One of the advantages of modern technology is the ability for remote, face-to-face conversations.  In HR I haven't done a telephone screen in over a year, opting instead for Skype interviews.  Now as a candidate I am being interviewed through this technology and the shoe is on the other foot.  There is a technique to looking your best during a video interview, and here are a few tips for those of you may be in or considering a career transition.

The first things I notice as an interviewer are lighting and background.  So often there is something distracting in the background such as a window with open drapes or blinds blinding the camera to where I can't see the interviewee.  Another common mistake is something distracting and unprofessional in the background like dirty laundry in the floor or general clutter.  It makes no sense to put on a jacket and tie and then have an unprofessional presentation behind you.  You can also focus the camera in to where you are just showing your face and upper body, not allowing the viewer to see anything behind you.  If your camera doesn't focus just move it closer or further away until the picture looks right.
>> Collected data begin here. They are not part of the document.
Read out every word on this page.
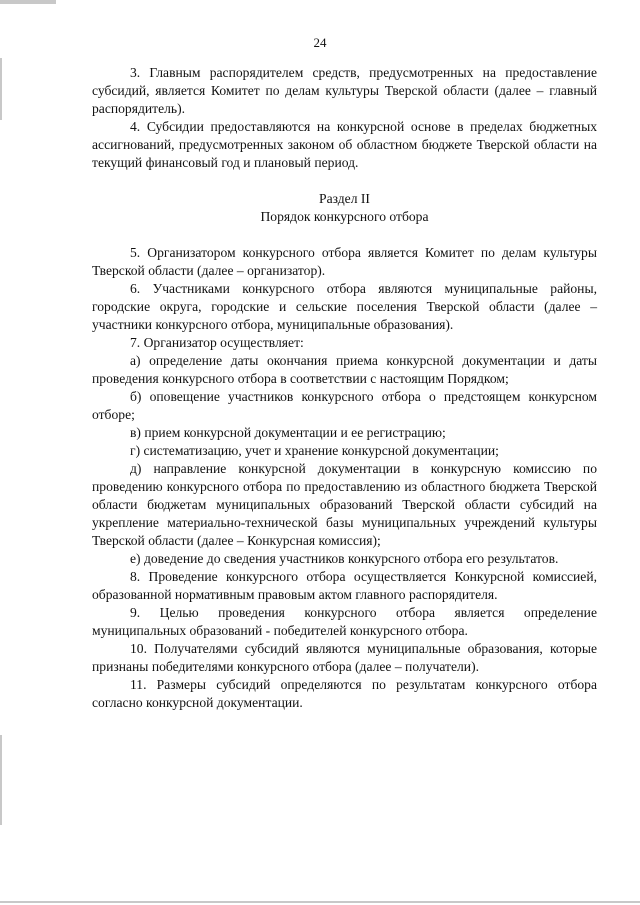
24

3. Главным распорядителем средств, предусмотренных на предоставление субсидий, является Комитет по делам культуры Тверской области (далее – главный распорядитель).

4. Субсидии предоставляются на конкурсной основе в пределах бюджетных ассигнований, предусмотренных законом об областном бюджете Тверской области на текущий финансовый год и плановый период.

Раздел II

Порядок конкурсного отбора

5. Организатором конкурсного отбора является Комитет по делам культуры Тверской области (далее – организатор).

6. Участниками конкурсного отбора являются муниципальные районы, городские округа, городские и сельские поселения Тверской области (далее – участники конкурсного отбора, муниципальные образования).

7. Организатор осуществляет:

а) определение даты окончания приема конкурсной документации и даты проведения конкурсного отбора в соответствии с настоящим Порядком;

б) оповещение участников конкурсного отбора о предстоящем конкурсном отборе;

в) прием конкурсной документации и ее регистрацию;

г) систематизацию, учет и хранение конкурсной документации;

д) направление конкурсной документации в конкурсную комиссию по проведению конкурсного отбора по предоставлению из областного бюджета Тверской области бюджетам муниципальных образований Тверской области субсидий на укрепление материально-технической базы муниципальных учреждений культуры Тверской области (далее – Конкурсная комиссия);

е) доведение до сведения участников конкурсного отбора его результатов.

8. Проведение конкурсного отбора осуществляется Конкурсной комиссией, образованной нормативным правовым актом главного распорядителя.

9. Целью проведения конкурсного отбора является определение муниципальных образований - победителей конкурсного отбора.

10. Получателями субсидий являются муниципальные образования, которые признаны победителями конкурсного отбора (далее – получатели).

11. Размеры субсидий определяются по результатам конкурсного отбора согласно конкурсной документации.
Also the lighting on your face is important; if your face is dark you come across as unfriendly, similar to if you are frowning vs. smiling.  Having your face properly lit, and a smile on your face as you speak, gives an entirely different presentation.

Another issue I run into is camera angle.  If like me you have a little more chin than you wish you had then you don't want the camera looking up at you from your desk.  If you use a laptop place it on a stack of books.  If you use a camera mounted on or continued within a monitor, angle the monitor for your best presentation of our face.  For video interviews I use this setup.
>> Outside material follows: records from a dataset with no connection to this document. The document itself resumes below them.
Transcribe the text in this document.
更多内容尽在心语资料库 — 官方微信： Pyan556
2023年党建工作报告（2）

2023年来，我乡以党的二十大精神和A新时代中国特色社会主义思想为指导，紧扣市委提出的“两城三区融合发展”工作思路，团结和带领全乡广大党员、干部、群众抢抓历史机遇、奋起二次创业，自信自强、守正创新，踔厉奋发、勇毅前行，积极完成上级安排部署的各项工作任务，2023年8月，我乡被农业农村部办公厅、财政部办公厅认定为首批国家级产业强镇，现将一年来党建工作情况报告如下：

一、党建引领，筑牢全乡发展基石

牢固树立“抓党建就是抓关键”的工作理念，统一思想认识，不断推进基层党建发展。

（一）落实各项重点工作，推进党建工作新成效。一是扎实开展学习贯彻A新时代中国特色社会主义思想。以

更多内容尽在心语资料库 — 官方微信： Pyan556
Other than the physical setup just remember some of the basics.  Have something to drink nearby in case you get choked; you can't cover the camera like you can cover the phone with your hand in a telephone interview.  Have your questions prepared ahead of time, and relevant documents handy so you can refer to them if need be for specific questions.  

Finally, speak slowly, confidently and with a smile.  After just a minute or two you'll adjust to the face on the screen and start talking to it just like you were there in person.